At first, I’m playing with some attention to strategy or at least my fractured idea of it. I place my bets without fear, but not foolishly. On my third hand I follow a straight to the nine only to be bested by Vincent with a flush of hearts.

“I would have bet the same way,” he says with a smirk as he embraces about half my chips. I flip him the bird and get up to grab another beer. In the kitchen, I meet Ken, the house’s other tenant.

“Here,” he says. “A snapper will ease the pain.” I take a rip from the large glass bong he hands me and become even more okay with the loss of my money. I return to my seat and proceed to fold on the next five hands in a row.
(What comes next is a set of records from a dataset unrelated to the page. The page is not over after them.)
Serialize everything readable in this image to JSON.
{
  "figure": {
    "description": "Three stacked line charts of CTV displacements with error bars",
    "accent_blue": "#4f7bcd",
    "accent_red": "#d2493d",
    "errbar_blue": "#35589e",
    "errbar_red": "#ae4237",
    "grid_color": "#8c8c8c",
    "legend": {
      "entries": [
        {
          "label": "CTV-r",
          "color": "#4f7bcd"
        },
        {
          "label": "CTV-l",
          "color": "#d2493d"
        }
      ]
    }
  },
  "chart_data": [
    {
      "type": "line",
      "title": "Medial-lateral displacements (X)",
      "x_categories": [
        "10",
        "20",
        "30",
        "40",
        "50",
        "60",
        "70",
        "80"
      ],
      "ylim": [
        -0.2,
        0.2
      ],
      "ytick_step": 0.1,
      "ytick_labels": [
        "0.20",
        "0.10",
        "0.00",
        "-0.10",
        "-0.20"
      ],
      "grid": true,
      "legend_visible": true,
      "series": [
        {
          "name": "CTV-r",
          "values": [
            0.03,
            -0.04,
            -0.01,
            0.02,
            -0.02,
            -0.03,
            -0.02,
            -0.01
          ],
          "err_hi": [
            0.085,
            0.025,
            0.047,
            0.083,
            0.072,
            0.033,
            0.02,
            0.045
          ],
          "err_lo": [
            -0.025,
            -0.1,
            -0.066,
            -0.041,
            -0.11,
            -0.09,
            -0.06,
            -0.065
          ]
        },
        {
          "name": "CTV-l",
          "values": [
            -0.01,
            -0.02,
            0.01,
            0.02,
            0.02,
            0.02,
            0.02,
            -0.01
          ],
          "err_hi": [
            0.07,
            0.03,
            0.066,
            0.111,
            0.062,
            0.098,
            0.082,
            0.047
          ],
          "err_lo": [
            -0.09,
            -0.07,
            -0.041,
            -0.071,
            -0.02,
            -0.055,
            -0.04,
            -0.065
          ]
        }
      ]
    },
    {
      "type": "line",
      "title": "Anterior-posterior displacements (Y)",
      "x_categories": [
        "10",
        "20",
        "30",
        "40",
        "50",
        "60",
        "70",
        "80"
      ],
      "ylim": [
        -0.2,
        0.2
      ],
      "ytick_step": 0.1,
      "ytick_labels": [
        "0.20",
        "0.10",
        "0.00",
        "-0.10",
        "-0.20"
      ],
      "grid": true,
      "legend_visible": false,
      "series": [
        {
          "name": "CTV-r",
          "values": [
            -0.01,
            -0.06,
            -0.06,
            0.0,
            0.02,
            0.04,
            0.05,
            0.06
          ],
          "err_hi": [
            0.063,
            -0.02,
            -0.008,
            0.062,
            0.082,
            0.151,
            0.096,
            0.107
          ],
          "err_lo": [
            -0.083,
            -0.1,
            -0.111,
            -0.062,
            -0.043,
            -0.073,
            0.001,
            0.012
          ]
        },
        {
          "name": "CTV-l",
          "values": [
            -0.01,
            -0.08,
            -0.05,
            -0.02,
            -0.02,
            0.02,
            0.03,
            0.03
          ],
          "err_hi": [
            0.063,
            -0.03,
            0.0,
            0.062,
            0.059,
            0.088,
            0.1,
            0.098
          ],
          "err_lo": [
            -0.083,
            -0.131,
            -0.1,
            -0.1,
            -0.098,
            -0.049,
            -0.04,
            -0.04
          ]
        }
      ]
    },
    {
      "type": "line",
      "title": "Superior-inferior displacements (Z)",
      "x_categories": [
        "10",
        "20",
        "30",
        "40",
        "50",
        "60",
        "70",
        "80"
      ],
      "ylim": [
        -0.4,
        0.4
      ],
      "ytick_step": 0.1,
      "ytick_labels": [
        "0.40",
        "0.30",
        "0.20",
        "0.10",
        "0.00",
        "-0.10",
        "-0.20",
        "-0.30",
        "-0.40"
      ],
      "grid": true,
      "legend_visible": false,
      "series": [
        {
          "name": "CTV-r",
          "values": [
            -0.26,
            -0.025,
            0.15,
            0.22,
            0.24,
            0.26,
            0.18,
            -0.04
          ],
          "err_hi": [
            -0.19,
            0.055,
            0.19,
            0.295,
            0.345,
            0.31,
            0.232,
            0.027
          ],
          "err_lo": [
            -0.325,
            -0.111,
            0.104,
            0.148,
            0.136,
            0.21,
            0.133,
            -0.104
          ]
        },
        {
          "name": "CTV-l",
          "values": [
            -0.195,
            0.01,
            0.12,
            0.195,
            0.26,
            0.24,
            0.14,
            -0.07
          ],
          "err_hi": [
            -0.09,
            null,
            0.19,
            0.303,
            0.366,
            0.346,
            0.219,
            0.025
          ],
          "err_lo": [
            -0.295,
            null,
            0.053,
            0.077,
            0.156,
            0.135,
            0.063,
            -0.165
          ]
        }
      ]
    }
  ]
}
My own “strategy” had swirled rapidly down the shitter, so I take Bill’s advice and play the slow game: folding often, only betting on good starting hands and then betting in a deliberate, regular fashion. In this manner, I sit by, paying more attention to the Padres than the table, as my pile of chips dwindles.

It is then that I notice people exchanging the white chips with “1” on them for more chips. I’m too embarrassed to admit I didn’t realize these chips are worth 1,000 bucks. I affect nonchalance as I calmly turn in my white chip. Bill, on the other hand, has already exchanged both his white chips and is on his way out. I turn three hands of luck into a modest fortune and I’m up by four grand. By this time, several of the other players have gone out and I’m made aware of the bounty rule.

“Basically if you take someone out, you get two grand.” I turn to the girl on my left, one of that couple, and offer her a potato chip from the bag I’ve been snacking on.

“Really? That sounds pretty damn cutthroat for a friendly game!”

She drops me a wink. “Just don’t go far with those chips and we’ll stay friends.” I honestly can’t tell if she’s referring to my Lay’s or the several thousand dollars amassed in the pot. However, I can tell her boyfriend doesn’t care to stay friendly. I can see that across the table where he’s keeping a close glare on the two of us. The next hand is dealt and I enter into a bidding war with the girl. Sure enough, the boyfriend plays Gawain and goes all in. While I’m touched by the valiant effort, I decide the best thing for everyone concerned is if I take them both out in one fell swoop. That way, she won’t be next to me at the table and they can go work out their relationship issues like normal people with childish bickering followed by angry sex.

Kevin, the constant dealer, turns the last card. “Three sixes showing. The number of the beast.” I turn over my pocket aces and try not to smile too broadly as they pull back from the table.

The game is finally interesting. We’re down to four: myself, Doc, Kevin, and this guy Brad. Bill had bowed out some time ago and had become my adviser, standing behind me, whispering advice, hand cupped to my ear.

“Double up”

I turn slightly, looking behind me. “Isn’t that something you do in Blackjack?”

Again, the whisper. “No dipshit, that’s double down. Just go all in the next time you get a good hand.” I heed my sage’s words and Doc and Kevin fall in quick succession. It’s down to me and this guy Brad. I’ve never won a poker game in my life.

Bill, whispering once more, “Now, you do have the option to just split the money with Brad and deal out second and third place from between your two winnings.” I shoot Bill a reproachful sneer. Then, I turn to Brad.

“Look man, I don’t know you, but there is no way in hell I’m not winning this game.” Brad nods his agreement and then we play our last hand.